The most common, these days, is some variant of “train an AI to help with aligning AI”. Sometimes it’s “train an AI to interpret the internals of another AI”, sometimes it’s “train an AI to point out problems in another AI’s plan”, sometimes it’s “train an AI to help you design aligned AI”, etc. I would guess about 75% of newcomers from ML suggest some such variant as their first idea.
I don't think these are crazy or bad ideas at all—I'd be happy to steelman them with you at some point if you want. Certainly, we don't know how to make any of them work right now, but I think they are all reasonable directions to go down if one wants to work on the various open problems related to them. The problem—and this is what I would say to somebody if they came to me with these ideas—is that they're not so much “ideas for how to solve alignment” so much as “entire research topics unto themselves.”
I sometimes worry that ideas are prematurely rejected because they are not guaranteed to work, rather than because they are guaranteed not to work. In the end it might turn out that zero ideas are actually guaranteed to work and thus we are left with an assortment of not guaranteed to work ideas which are underdeveloped because some possible failure mode was found and thus the idea was abandoned early.
That is a problem in principle, but I'd guess that the perception of that problem mostly comes from a couple other phenomena.

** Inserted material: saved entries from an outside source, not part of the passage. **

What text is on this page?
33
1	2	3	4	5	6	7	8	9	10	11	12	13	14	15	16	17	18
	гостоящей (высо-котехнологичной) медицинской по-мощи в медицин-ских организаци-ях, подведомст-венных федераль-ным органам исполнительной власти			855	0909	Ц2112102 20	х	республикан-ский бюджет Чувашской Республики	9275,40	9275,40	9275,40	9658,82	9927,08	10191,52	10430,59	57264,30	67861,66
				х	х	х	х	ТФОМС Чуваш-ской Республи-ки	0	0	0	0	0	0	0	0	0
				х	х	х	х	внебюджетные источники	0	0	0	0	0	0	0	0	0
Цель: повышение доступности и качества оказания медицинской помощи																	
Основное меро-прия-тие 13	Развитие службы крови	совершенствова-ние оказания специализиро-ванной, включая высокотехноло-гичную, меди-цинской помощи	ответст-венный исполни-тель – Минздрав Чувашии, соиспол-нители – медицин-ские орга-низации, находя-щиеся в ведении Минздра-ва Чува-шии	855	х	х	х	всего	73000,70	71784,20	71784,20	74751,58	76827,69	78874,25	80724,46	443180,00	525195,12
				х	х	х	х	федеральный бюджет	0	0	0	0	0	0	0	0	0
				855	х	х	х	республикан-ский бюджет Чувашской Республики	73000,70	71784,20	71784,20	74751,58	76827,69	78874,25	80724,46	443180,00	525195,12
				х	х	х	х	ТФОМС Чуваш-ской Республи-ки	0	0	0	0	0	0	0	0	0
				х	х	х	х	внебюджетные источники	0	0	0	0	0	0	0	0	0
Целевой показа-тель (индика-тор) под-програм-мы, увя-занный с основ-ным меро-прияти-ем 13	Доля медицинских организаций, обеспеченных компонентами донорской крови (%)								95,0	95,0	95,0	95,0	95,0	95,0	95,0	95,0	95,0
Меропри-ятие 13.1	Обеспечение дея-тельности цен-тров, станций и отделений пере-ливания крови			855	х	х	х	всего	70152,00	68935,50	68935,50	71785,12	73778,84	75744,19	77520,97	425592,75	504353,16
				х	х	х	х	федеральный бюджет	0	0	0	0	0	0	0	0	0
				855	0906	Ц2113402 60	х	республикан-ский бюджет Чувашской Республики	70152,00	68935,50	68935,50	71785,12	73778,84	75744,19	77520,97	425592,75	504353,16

First: I think a lot of people don't realize on a gut level that a solution which isn't robust is guaranteed to fail in practice. There are always unknown unknowns in a new domain; the presence of unknown unknowns may be the single highest-confidence claim we can make about AGI at this point. A strategy which fails the moment any surprise comes along is going to fail; robustness is necessary. Now, robustness is not the same as "guaranteed to work", but the two are easy to confuse. A lot of arguments of the form "ah but your strategy fails in case X" look like they're saying "the strategy is not guaranteed to work", but the actually-important content is "the strategy is not robust to <broad class of failures>"; the key is to think about how broadly the example-failure generalizes. (I think a common mistake newcomers make is to argue "but that particular failure isn't very likely", without thinking about how the failure mode generalizes or what other lack-of-robustness it implies.)
Second: I think it's very common for people to say "we just don't know whether X will work" when in fact we have enormous amounts of real-world evidence about close analogues of X. (This thread on the Sandwich Problem post is a central example.) People imagine that we need to run an Official Experiment in order to Know Things, and that's just not how the world actually works. In general, we have an enormous amount of relevant prior information from the world. But often all that prior information is not as legible as an Official Experiment, so it's harder to explain the argument. I think people confuse the lack of legibility with a lack of certainty.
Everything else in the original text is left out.